Anonymous Anonymous said...

OK, we know what you don't like--what is your solution? Is it any more than doctors should make lots of money and the poor and/or uninsured should not be treated? Should medical care be restricted only to those who can afford increasingly expensive treatments? If you think that medical care should be available to, say, the children of poor or absent parents, how would that be accomplished?
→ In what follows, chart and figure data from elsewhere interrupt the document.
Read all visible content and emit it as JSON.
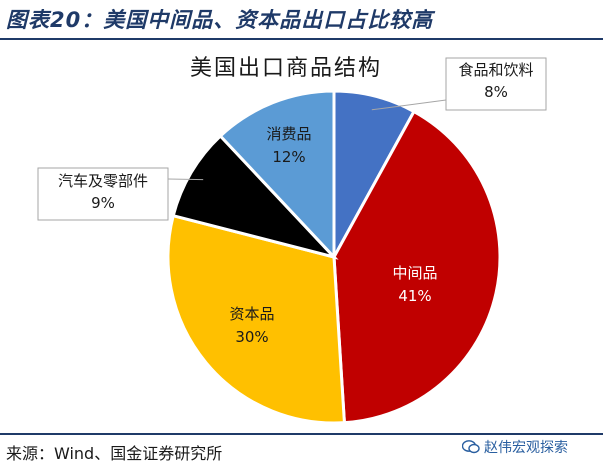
{
  "header": {
    "figure_title": "图表20：美国中间品、资本品出口占比较高"
  },
  "footer": {
    "source": "来源：Wind、国金证券研究所",
    "watermark": "赵伟宏观探索"
  },
  "chart_data": {
    "type": "pie",
    "title": "美国出口商品结构",
    "start_angle_deg": 0,
    "direction": "clockwise",
    "slices": [
      {
        "name": "食品和饮料",
        "value": 8,
        "label": "8%",
        "color": "#4472c4",
        "label_position": "outside-callout"
      },
      {
        "name": "中间品",
        "value": 41,
        "label": "41%",
        "color": "#c00000",
        "label_position": "inside"
      },
      {
        "name": "资本品",
        "value": 30,
        "label": "30%",
        "color": "#ffc000",
        "label_position": "inside"
      },
      {
        "name": "汽车及零部件",
        "value": 9,
        "label": "9%",
        "color": "#000000",
        "label_position": "outside-callout"
      },
      {
        "name": "消费品",
        "value": 12,
        "label": "12%",
        "color": "#5b9bd5",
        "label_position": "inside"
      }
    ],
    "legend": "none"
  }
}
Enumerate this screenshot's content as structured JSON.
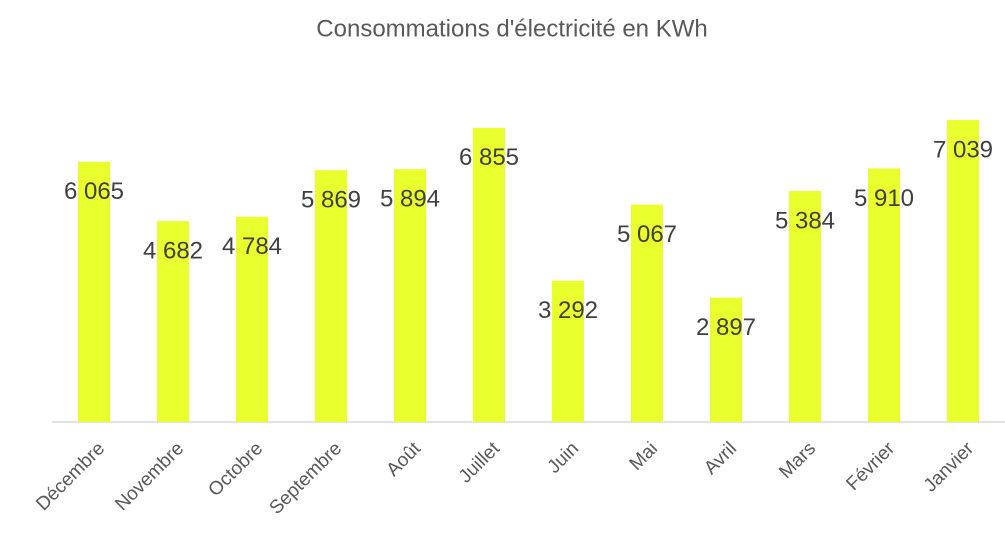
{
  "chart_data": {
    "type": "bar",
    "title": "Consommations d'électricité en KWh",
    "categories": [
      "Décembre",
      "Novembre",
      "Octobre",
      "Septembre",
      "Août",
      "Juillet",
      "Juin",
      "Mai",
      "Avril",
      "Mars",
      "Février",
      "Janvier"
    ],
    "values": [
      6065,
      4682,
      4784,
      5869,
      5894,
      6855,
      3292,
      5067,
      2897,
      5384,
      5910,
      7039
    ],
    "value_labels": [
      "6 065",
      "4 682",
      "4 784",
      "5 869",
      "5 894",
      "6 855",
      "3 292",
      "5 067",
      "2 897",
      "5 384",
      "5 910",
      "7 039"
    ],
    "color": "#eaff2e"
  }
}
I would like to see you propose something other than whining about your income and losing control of your practice. Plenty of other industries are heavily regulated for one reason or another (or, perhaps, too lightly regulated so far--see recent reports about the peanut processing).

2/17/2009 07:23:00 AM  
Anonymous Anonymous said...

Dear Anonymous,

I am not whining about my doctor's income. I am whining about the $100 bill I got from the plumber for 5 minutes of work on my septic tank. I am whining about the $100 charge for 5 minutes of snow removal on my parking lot. I am whining about the $75/hour total package a worker on the line at Ford makes. I am whining about the $140,000/year a first year pharmacist makes. I am whining about the $30/hour a radiology tech gets. My doctor gets a whopping $88.38 (3 months after he sees me) for spending an entire hour with me face-to-face, not to mention the time his staff spends scheduling things, calling me results, and billing my insurance. I can whine about a whole lot more than my doctor's salary but hopefully you get the point. If you do not, there is no hope for you.